Cleveland, by contrast, larded up their roster with one-way players, either good at defense or offense but rarely both; screwed up on minutes management; failed to use the regular season to inculcate the right habits for the playoffs (they coasted); played too much iso, which leads to fatigue; didn’t train and drill defense well, resulting in a lackadaisical switching defense and an utterly hopeless transition defense. In other words, the franchise was not excelling in all aspects. Cleveland actually has tremendous talent on its roster. But it’s not using it correctly.

The front office at Cleveland is in disarray. Dan Gilbert’s constant meddling and choice for his new head man (who is transparently weak and unassuming), LeBron’s outsized influence over team decisions, and a coach who let his team coast through the regular season and didn’t drill defense are symptoms of a front office that does not have a clue. Not as bad as the Knicks, maybe, but bad.

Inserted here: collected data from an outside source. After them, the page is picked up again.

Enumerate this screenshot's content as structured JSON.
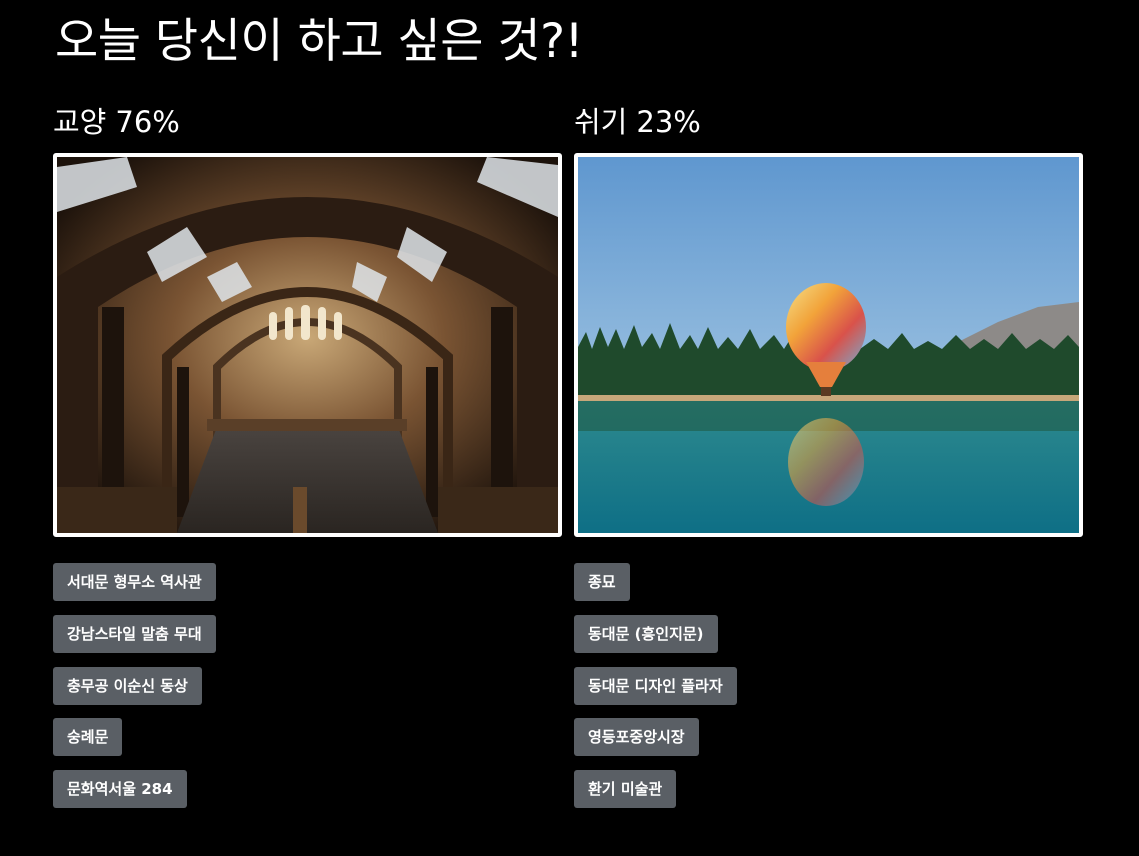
{
  "title": "오늘 당신이 하고 싶은 것?!",
  "colors": {
    "background": "#000000",
    "text": "#ffffff",
    "tag_background": "#5a5f65",
    "frame": "#ffffff"
  },
  "columns": [
    {
      "category": "교양",
      "percent": "76%",
      "image": "museum-hall-photo",
      "places": [
        "서대문 형무소 역사관",
        "강남스타일 말춤 무대",
        "충무공 이순신 동상",
        "숭례문",
        "문화역서울 284"
      ]
    },
    {
      "category": "쉬기",
      "percent": "23%",
      "image": "hot-air-balloon-lake-photo",
      "places": [
        "종묘",
        "동대문 (흥인지문)",
        "동대문 디자인 플라자",
        "영등포중앙시장",
        "환기 미술관"
      ]
    }
  ]
}
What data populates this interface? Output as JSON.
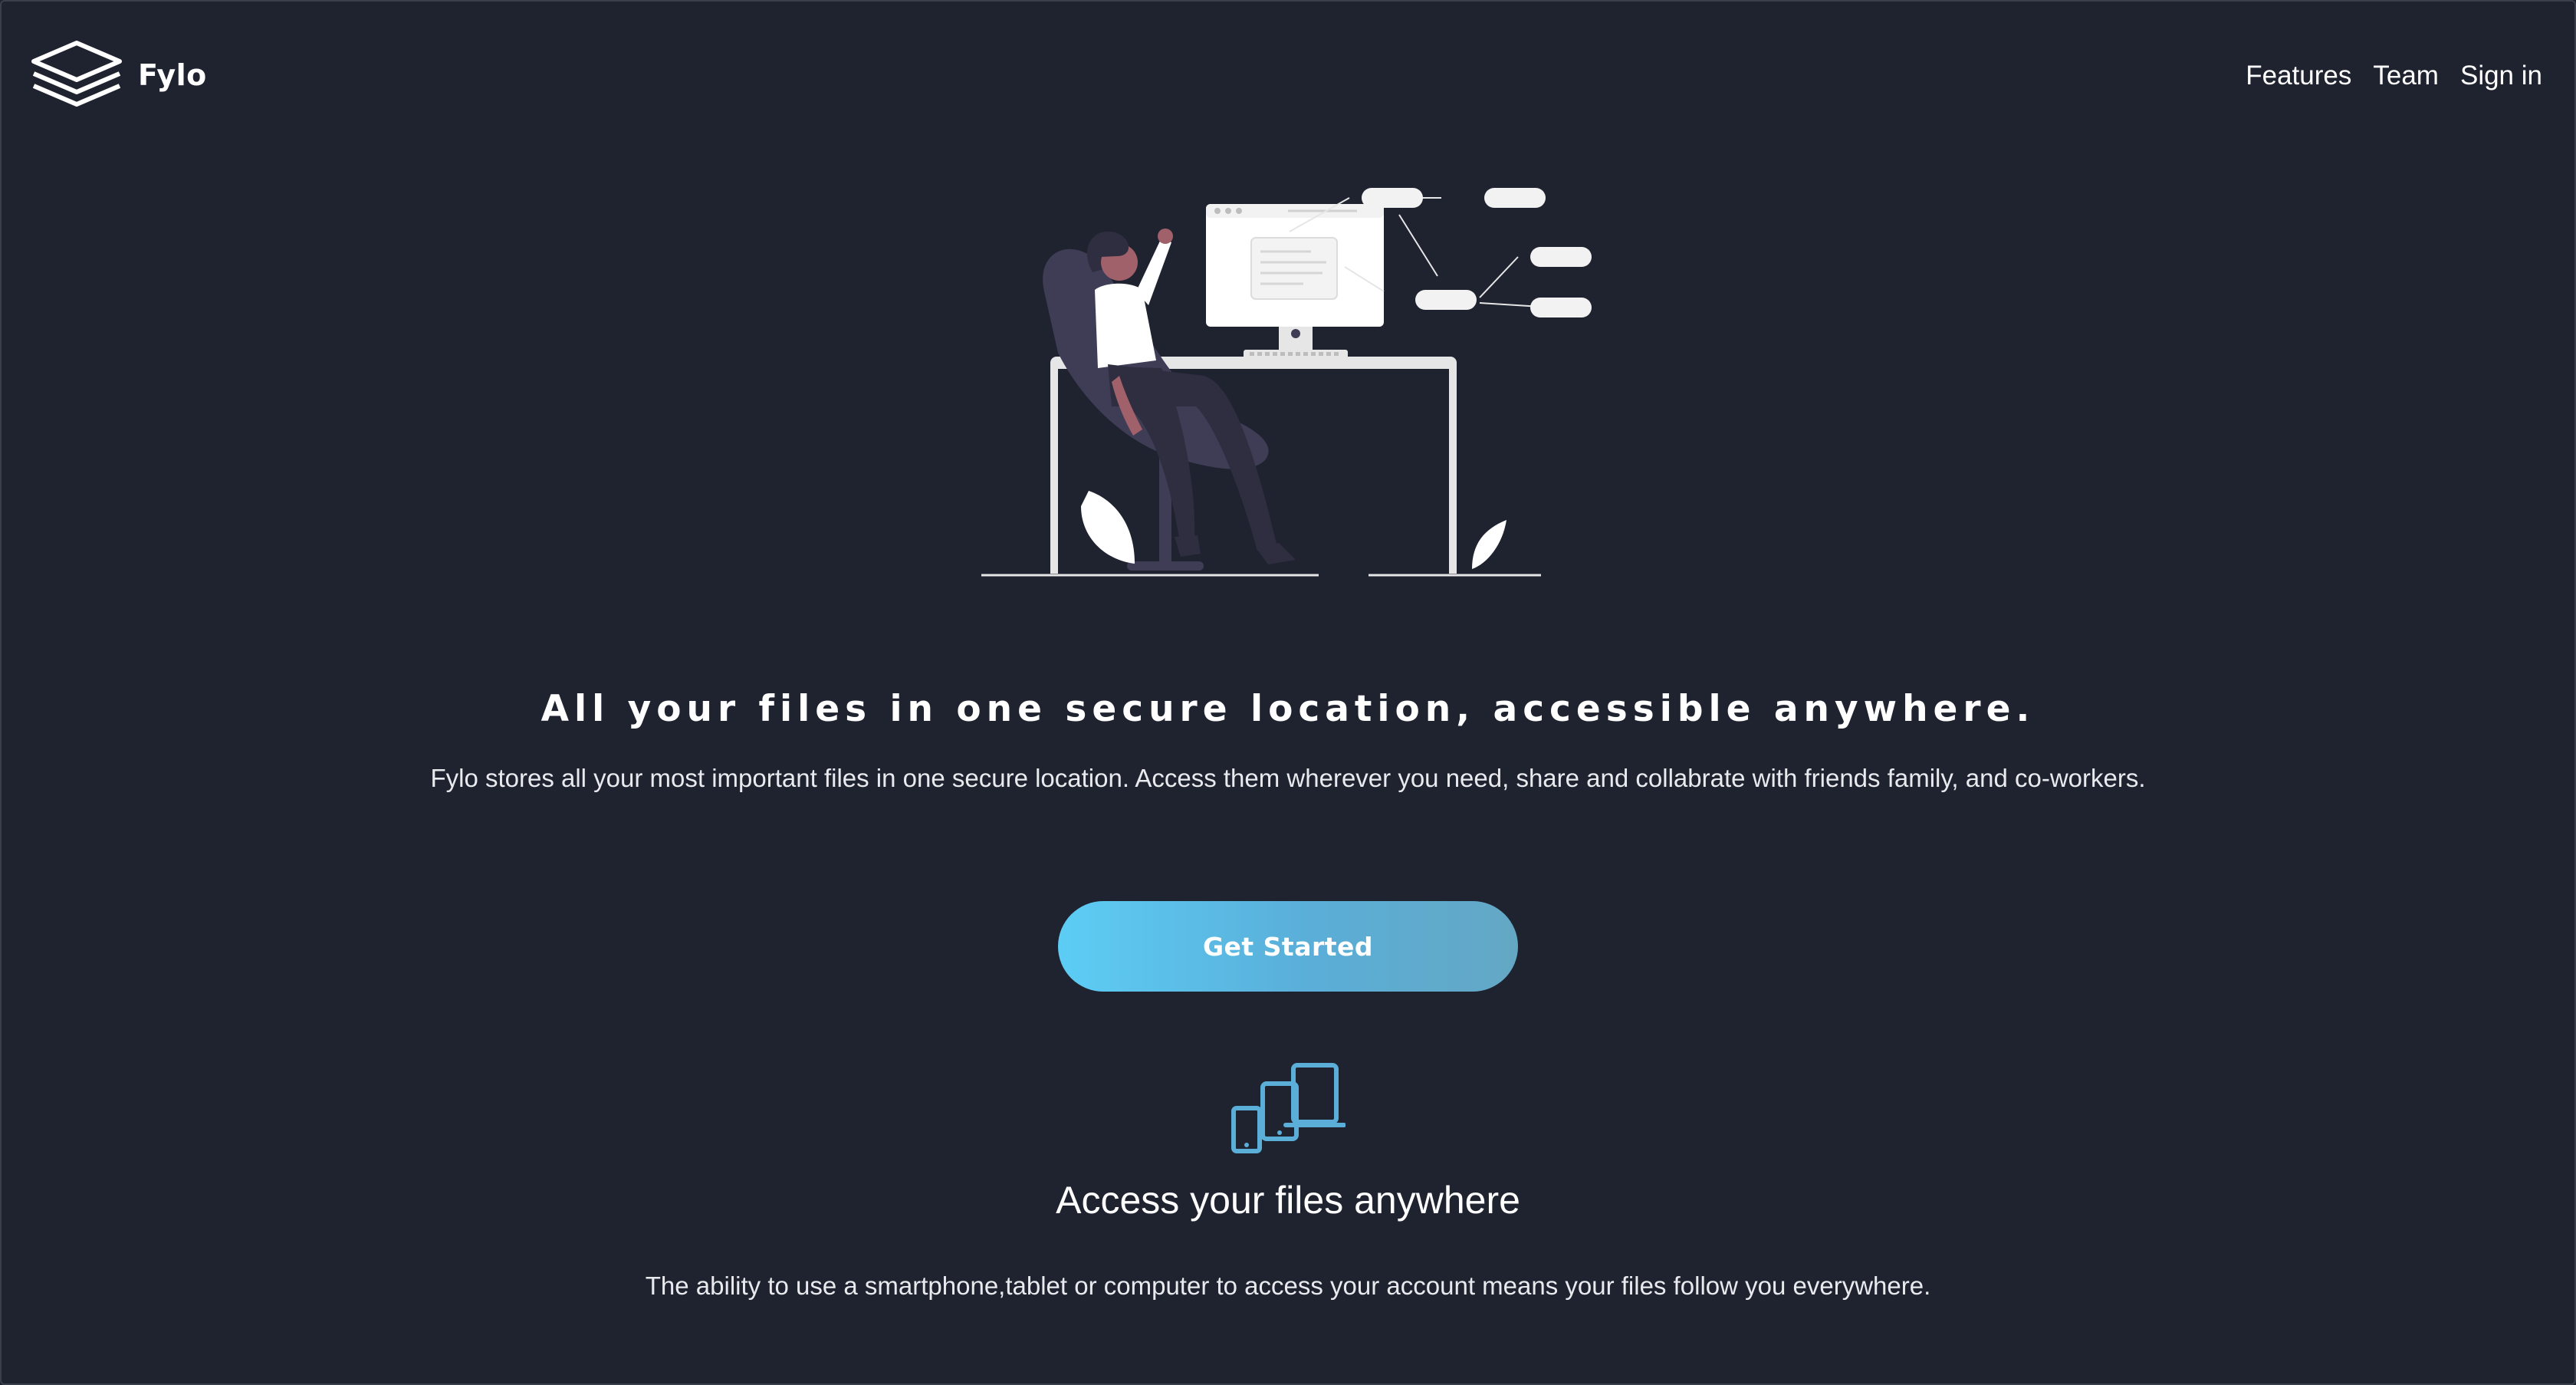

Even so, they smashed through the playoffs until they ran into a team that does everything right. Cleveland does have the talent. They just didn’t prepare their talent at the level Golden State employs.

Durant and Curry are astonishing talents. So are Irving and James. It’s not obvious that Cleveland *must* have lost to Golden State. But they sure did.

Cleveland is a franchise that’s run by its owner, a detail-oriented, hands-on guy. Gilbert doesn’t trust his hires to do the job right. He doesn’t even delegate press conferences; he’s there to speak for his franchise every time. So what you have is a tremendous mountain of talent, configured by a egotistic billionaire amateur and led by weak personalities who won’t argue with the boss and who are unable to perform the fundamentals of preparing a team to compete at the highest level.

The NBA doesn’t lack for player talent. It does lack excellent front offices and coaches who will train and drill their players hard enough and intelligently enough.

Odds are, the NBA will be adding a couple of new franchises in the near-to-mid future. That’s fine. The player talent pool worldwide is vast and growing. Where they’ll be hurting is in wise owners, excellent front offices and excellent coaches who will take that raw material and develop it to compete well.